Yah, nobody with 5 minutes of KVM under their belt would bother with Virtualbox.
I think dropping loadable module support would severely limit what users can do when a driver misbehaves or doesn’t handle a particular device as well as an (in-tree) alternative.
Also, I wonder how they expect to achieve being “The KDE operating system” or “doesn’t break” when their existing distro has been more than a little rocky so far. Who do they think will do the long-term work of raising and maintaining the quality bar?
It would be kool to have a solid reference distro where Plasma could shine, especially for organisations and newer users who don’t know how to replace GNOME on existing distros. But this proposal gives me the impression that they underestimate the effort required, so I am skeptical.
The existing distro Neon has issues generally because of their choice to use Ubuntu LTS as a base. This is because KDE Plasma needs newer libraries usually than Ubuntu LTS can provide so they add newer libraries in their repository which often breaks existing apps in the Ubuntu repository. Having to patch and bring newer libraries all the time takes its toll. Basing it on Arch means they’ll almost always have the latest libraries ready to go.
The existing distro Neon has issues generally because of their choice to use Ubuntu LTS as a base. This is because KDE Plasma needs newer libraries usually than Ubuntu LTS can provide
In other words, they don’t have enough resources dedicated to doing it well.
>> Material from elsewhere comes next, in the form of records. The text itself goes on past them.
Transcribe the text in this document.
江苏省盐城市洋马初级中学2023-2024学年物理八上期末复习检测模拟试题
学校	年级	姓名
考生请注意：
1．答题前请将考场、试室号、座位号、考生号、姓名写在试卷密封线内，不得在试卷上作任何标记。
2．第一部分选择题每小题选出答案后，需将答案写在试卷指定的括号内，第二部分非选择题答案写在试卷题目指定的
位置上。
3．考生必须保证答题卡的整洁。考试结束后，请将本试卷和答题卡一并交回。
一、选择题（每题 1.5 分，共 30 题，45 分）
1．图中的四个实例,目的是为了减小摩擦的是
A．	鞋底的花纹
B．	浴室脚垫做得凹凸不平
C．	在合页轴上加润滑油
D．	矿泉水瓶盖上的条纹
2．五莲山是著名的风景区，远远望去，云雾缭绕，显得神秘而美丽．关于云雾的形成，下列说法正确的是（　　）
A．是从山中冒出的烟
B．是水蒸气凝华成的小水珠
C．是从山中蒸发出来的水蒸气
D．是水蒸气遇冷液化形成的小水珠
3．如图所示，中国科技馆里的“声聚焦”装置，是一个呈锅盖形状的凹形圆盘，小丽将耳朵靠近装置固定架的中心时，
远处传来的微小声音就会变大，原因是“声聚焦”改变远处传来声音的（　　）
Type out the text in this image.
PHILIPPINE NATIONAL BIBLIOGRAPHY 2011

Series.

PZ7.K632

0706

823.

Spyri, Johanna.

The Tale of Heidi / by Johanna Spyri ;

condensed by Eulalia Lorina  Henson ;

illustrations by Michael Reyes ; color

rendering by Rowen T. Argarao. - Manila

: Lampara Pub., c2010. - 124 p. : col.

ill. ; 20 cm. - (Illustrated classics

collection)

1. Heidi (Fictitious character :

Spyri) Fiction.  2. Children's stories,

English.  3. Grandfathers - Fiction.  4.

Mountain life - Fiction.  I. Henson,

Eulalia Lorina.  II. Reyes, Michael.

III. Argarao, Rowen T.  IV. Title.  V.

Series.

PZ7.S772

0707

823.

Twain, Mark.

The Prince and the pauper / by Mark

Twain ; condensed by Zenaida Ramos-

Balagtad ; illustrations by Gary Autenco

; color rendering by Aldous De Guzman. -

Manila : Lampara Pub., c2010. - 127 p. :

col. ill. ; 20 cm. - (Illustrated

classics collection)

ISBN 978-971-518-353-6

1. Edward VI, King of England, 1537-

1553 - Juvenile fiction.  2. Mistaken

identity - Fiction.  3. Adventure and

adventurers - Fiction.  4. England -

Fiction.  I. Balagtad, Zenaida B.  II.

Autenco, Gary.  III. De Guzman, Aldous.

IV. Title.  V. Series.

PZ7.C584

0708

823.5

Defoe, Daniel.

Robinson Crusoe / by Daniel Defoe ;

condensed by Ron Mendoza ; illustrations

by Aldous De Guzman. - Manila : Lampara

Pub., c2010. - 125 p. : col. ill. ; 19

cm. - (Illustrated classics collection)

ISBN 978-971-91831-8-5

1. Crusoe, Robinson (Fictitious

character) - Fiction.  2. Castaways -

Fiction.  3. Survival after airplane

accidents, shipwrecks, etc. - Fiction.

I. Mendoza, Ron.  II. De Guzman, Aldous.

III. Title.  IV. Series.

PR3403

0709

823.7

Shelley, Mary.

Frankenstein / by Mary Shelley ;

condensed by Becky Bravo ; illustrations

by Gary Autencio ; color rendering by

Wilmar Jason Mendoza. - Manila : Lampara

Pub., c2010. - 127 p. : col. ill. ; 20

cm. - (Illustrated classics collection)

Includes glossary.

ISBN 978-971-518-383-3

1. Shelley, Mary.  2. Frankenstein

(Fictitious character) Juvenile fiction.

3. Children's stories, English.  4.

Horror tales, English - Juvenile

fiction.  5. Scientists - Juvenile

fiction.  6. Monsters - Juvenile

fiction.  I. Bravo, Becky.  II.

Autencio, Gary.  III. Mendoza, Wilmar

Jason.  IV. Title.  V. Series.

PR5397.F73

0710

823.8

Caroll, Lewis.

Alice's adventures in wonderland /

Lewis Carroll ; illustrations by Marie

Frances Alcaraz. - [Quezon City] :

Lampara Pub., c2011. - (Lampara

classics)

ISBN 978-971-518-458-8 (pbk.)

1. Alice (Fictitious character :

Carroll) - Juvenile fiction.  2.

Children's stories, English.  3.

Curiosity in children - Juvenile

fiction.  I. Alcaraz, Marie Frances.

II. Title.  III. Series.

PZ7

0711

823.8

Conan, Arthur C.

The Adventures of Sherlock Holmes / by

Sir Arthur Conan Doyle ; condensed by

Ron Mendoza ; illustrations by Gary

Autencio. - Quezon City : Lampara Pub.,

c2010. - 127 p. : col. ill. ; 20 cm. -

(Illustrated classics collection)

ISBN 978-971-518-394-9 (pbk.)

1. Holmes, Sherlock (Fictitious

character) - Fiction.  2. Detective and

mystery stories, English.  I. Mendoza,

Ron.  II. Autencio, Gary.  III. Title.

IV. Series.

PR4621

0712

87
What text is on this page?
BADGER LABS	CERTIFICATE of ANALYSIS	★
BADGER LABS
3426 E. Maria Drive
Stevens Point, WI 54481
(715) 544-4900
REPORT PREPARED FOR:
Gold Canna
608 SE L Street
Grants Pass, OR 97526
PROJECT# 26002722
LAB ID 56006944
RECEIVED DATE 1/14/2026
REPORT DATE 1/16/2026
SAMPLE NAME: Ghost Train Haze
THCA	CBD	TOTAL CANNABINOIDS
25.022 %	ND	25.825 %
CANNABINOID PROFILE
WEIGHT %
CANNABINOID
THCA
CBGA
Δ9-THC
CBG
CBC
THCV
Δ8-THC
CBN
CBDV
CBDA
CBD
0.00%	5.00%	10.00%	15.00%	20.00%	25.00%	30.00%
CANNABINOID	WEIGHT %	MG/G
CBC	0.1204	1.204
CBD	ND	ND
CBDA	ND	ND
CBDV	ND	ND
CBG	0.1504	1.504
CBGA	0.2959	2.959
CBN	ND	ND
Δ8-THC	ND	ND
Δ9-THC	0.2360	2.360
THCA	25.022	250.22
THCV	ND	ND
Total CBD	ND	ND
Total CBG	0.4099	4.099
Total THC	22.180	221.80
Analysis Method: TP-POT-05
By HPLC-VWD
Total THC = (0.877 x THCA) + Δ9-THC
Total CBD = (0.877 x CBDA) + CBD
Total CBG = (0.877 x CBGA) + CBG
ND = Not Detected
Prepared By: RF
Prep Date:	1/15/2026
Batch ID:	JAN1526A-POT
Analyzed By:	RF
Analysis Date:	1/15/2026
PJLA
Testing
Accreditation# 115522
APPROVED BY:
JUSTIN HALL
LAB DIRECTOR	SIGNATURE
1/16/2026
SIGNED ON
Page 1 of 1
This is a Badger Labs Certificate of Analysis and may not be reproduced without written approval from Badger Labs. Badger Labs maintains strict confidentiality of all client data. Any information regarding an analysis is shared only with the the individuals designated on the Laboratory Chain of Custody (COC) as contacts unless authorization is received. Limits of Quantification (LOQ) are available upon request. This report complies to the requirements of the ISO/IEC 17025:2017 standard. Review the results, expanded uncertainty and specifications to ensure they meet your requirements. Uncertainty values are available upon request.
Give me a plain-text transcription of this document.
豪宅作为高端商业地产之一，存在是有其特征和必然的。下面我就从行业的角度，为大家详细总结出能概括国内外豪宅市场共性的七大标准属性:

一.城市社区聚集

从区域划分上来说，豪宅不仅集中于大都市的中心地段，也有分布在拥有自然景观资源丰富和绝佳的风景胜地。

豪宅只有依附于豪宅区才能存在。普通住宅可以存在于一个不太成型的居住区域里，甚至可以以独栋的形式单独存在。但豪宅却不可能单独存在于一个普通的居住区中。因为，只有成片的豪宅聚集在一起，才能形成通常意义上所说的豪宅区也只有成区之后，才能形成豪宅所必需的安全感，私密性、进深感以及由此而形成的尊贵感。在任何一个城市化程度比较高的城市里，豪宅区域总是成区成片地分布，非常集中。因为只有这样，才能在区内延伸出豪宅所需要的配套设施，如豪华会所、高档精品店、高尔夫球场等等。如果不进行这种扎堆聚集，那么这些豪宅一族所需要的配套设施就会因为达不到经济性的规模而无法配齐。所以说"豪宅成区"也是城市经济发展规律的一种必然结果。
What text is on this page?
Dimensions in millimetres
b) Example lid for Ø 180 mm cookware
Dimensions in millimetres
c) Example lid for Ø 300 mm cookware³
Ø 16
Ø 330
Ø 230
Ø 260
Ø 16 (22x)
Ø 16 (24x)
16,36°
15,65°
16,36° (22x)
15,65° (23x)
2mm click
This is part of the problem I described.
Basing it on Arch means they’ll almost always have the latest libraries ready to go.
That could reduce the work required in one area, but would increase it in another. Arch fails the “doesn’t break” goal on its own, which means someone would have to do more work if they want to achieve it.
In other words, they don’t have enough resources dedicated to doing it well.
No they’re resourced quite fine, trying to mash old with new is never going to smooth.
That could reduce the work required in one area, but increase it in another. Arch fails the “doesn’t break” goal on its own, which means someone would have to do more work to achieve it.
And that’s why they have each release as it’s own btrfs subvolume, if it breaks, you roll back, done. There will be 3 (maybe 4) variants and users will be encouraged to run the “stable” variant which is managed as a snapshot in time deployment where KDE Linux and KDE devs together agree that the system is stable and has 0 critical/showstopper bugs.